Right, I figured you had that sort of intention.

However after the call to file_modified(), we may actually have not change the
file at all, like when trying to zero a range that is already fully covered by a
preallocated extent.

> 
> > 
> > >  	/*
> > >  	 * Avoid hole punching and extent allocation for some cases.
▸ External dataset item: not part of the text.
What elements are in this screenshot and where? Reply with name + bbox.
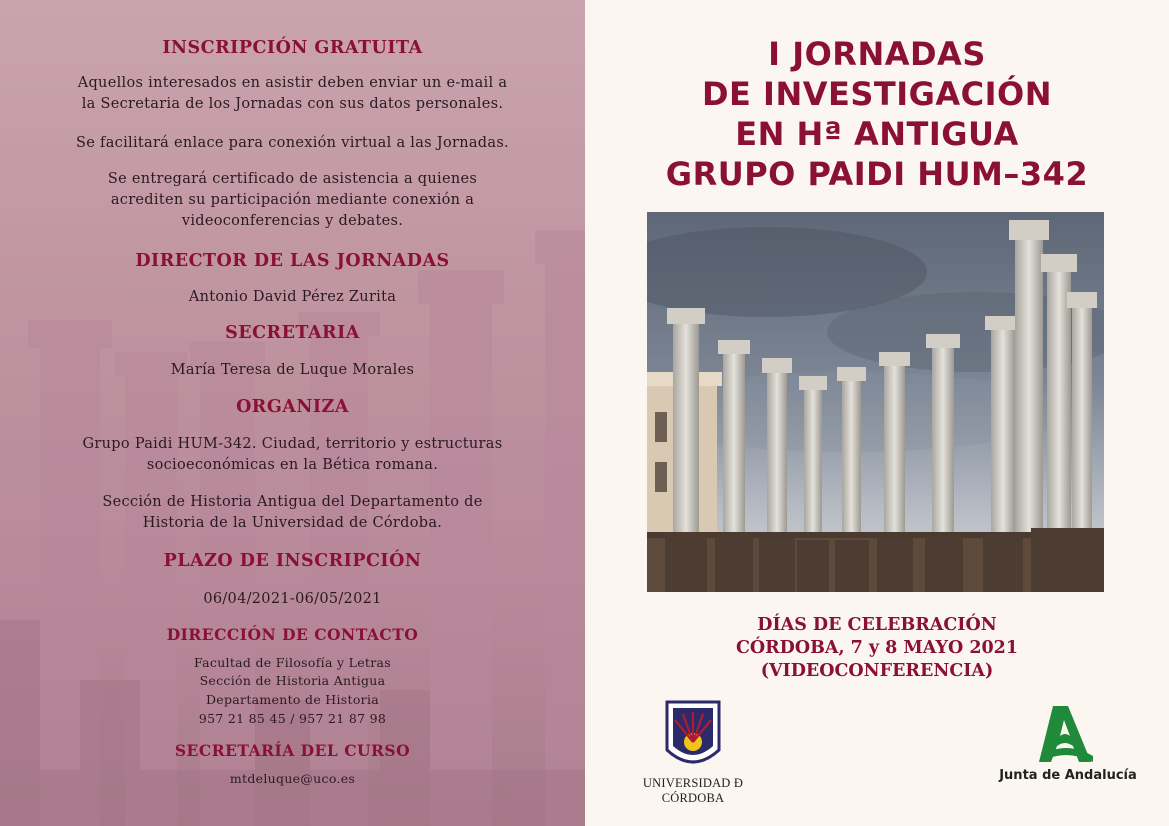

More cases
> > >  	 * could be considered, but these are unlikely common and we keep things
> > > @@ -3391,7 +3403,7 @@ static long btrfs_fallocate(struct file *file, int mode,
> > >  		return -EOPNOTSUPP;
> > >  
> > >  	if (mode & FALLOC_FL_PUNCH_HOLE)
> > > -		return btrfs_punch_hole(inode, offset, len);
> > > +		return btrfs_punch_hole(file, offset, len);
> > >  
> > >  	/*
> > >  	 * Only trigger disk allocation, don't trigger qgroup reserve
> > > @@ -3446,7 +3458,7 @@ static long btrfs_fallocate(struct file *file, int mode,
> > >  		goto out;
> > >  
> > >  	if (mode & FALLOC_FL_ZERO_RANGE) {
> > > -		ret = btrfs_zero_range(inode, offset, len, mode);
> > > +		ret = btrfs_zero_range(file, offset, len, mode);
> > >  		btrfs_inode_unlock(inode, BTRFS_ILOCK_MMAP);
> > >  		return ret;
> > >  	}
> > > @@ -3528,6 +3540,9 @@ static long btrfs_fallocate(struct file *file, int mode,
> > >  		cur_offset = last_byte;
> > >  	}
> > >  
> > > +	if (!ret)
> > > +		ret = file_modified(file);
> > 
> > If call file_modified() before the if that checks for the zero range case,
> > then we avoid having to call file_modified() at btrfs_zero_range() too,
> > and get the behaviour for both plain fallocate and zero range.
> 
> ...and the reason I put it here is to make sure the ordered IO finishes
> ok and that we pass the quota limit checks before we start modifying
> things.

Ok, but before that point we may already have modified the file, through
a call to either btrfs_cont_expand() or btrfs_truncate_block() above, to
zero out part of the content of a page.

So if we did that, and we got an error when waiting for ordered extents
or from the qgroup reservation, we end up leaving fallocate without
calling file_modified(), despite having modified the file.

> 
> That said -- you all know btrfs far better than I do, so if you'd rather
> I put these calls further up (probably right after the inode_newsize_ok
> check?) then I'm happy to do that. :)

Technically I suppose we should only call file_modified() if we actually
change anything in the file, but as it is, we are calling it even when we
don't end up modifying it or in some cases not calling it when we modify
it.

How does xfs behaves in this respect? Does it call file_modified() only
if something in the file actually changed?

Thanks.

> 
> --D
> 
> > 
> > Otherwise, it looks good.
> > 
> > Thanks for doing this, I had it on my todo list since I noticed the generic/673
> > failure with reflinks and the suid/sgid bits.
> > 
> > > +
> > >  	/*
> > >  	 * If ret is still 0, means we're OK to fallocate.
> > >  	 * Or just cleanup the list and exit.